As legal barriers to same-sex marriage continue to topple, I thought about the term "marriage" and what that word means to you. Having once been a conservative Christian, I can empathize with the angst you feel as this instituion you hold as sacred is subverted by our federal and state governments.

But...wait a minute. Why is a sacred institution--some of you would say a sacrament--certified by secular government anyway? Should Christians with a traditional view of marriage even care how secular government defines marriage?

With this in mind, let me offer you a form of protest that would go much further than hunger strikes, political activism, or online petitions. Or even better than refusing mail that has a stamp with the photo of a well-known gay activist.

If you are married, immediately divorce or have your marriage annulled. If you are single and plan to get married someday, don't bother with a marriage license. Get married in your church in the eyes of God.

I'm not kidding. If you wish to show those who disagree with you that you are serious about your commitment to traditional marriage, do what I suggest above. Separating your marriage from any involvement with the State immediately sets you apart from what the State defines as marriage.

Another benefit to this form of protest is that it shows your opponents that you do not care about government entitlements to married people. It shows that you are willing to sacrifice your own comfort for the sake of your principles. It's one thing to tell same-sex couples not to marry because it is sinful. It's quite another to be willing to walk in their shoes by denying yourselves the rights that you currently hold.

Protesting same-sex marriage in this way wouldn't change my mind on the topic, but you would earn my respect. It would show me that you are willing to live out the principles that you believe, and that your commitment to Christ and his kingdom (as you see it) far outweighs your rights and privileges as a straight person in the United States.

Sincerely,
Kevin

Friday, April 18, 2014

The Saturday Christians

"Don't speed through today to get to Easter Sunday. Allow the work God does in and through the darkness to get done." – Scott Emery

Saturday is the day of Holy Week I can relate to the most. It’s the day after everything falls apart but before the happy ending. For me, Saturday represents the Shadow of Christianity. Even though I believe the God of Love exists, the reality on the ground still devastates. There is so much evil, so much injustice, so much horror, and so much non-love.
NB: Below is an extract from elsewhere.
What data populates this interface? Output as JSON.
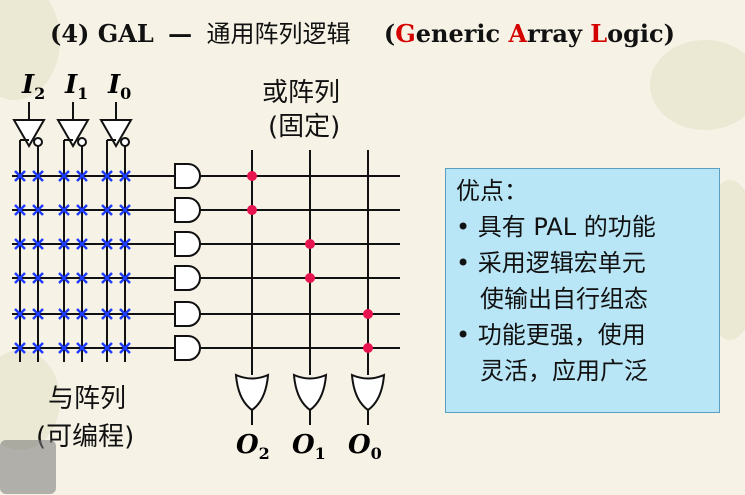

Throughout history, there have been institutions and people who identify as Christians binding the wounded and shining light in the darkness. But that Shadow—damn. Just as often (dare I say more often), they have been silent or have enabled or have perpetrated the very evil that Christ came to overcome.

The Problem of Evil contributed to the gradual death of my childhood faith. It was an earnest faith, but it was one that I sought to control. Eventually, I found myself wrestling not only with the Problem of Evil, but also my sexuality, scientific data, and the dark side of church history. I lost the wrestling match, and limped away like Jacob. All seemed lost. I was a loser of the faith, one of those types of seeds in the parable that didn’t make it to full growth.

Still, I cling to hope. Hope that all is not lost. Hope that Love exists and grows and expands. Hope that the God of Love is there. My hope is nurtured not when I hear loud worship or fiery preaching or persuasive theology. My hope is nurtured when I see moments of human vulnerability, kindness, empathy, and tenderness. At this point in my journey, faith looks a lot more like hope than belief.

When hope is all you have left, then you are a Saturday Christian. Good Friday is over. Sunday is yet to come. But as Scott Emery implies in the quote above, we need to travel through this darkness. Put another way, we need to have our immature faith wrenched from our white-knuckled grip. Only then can resurrection come. As a Saturday Christian, that is my only hope.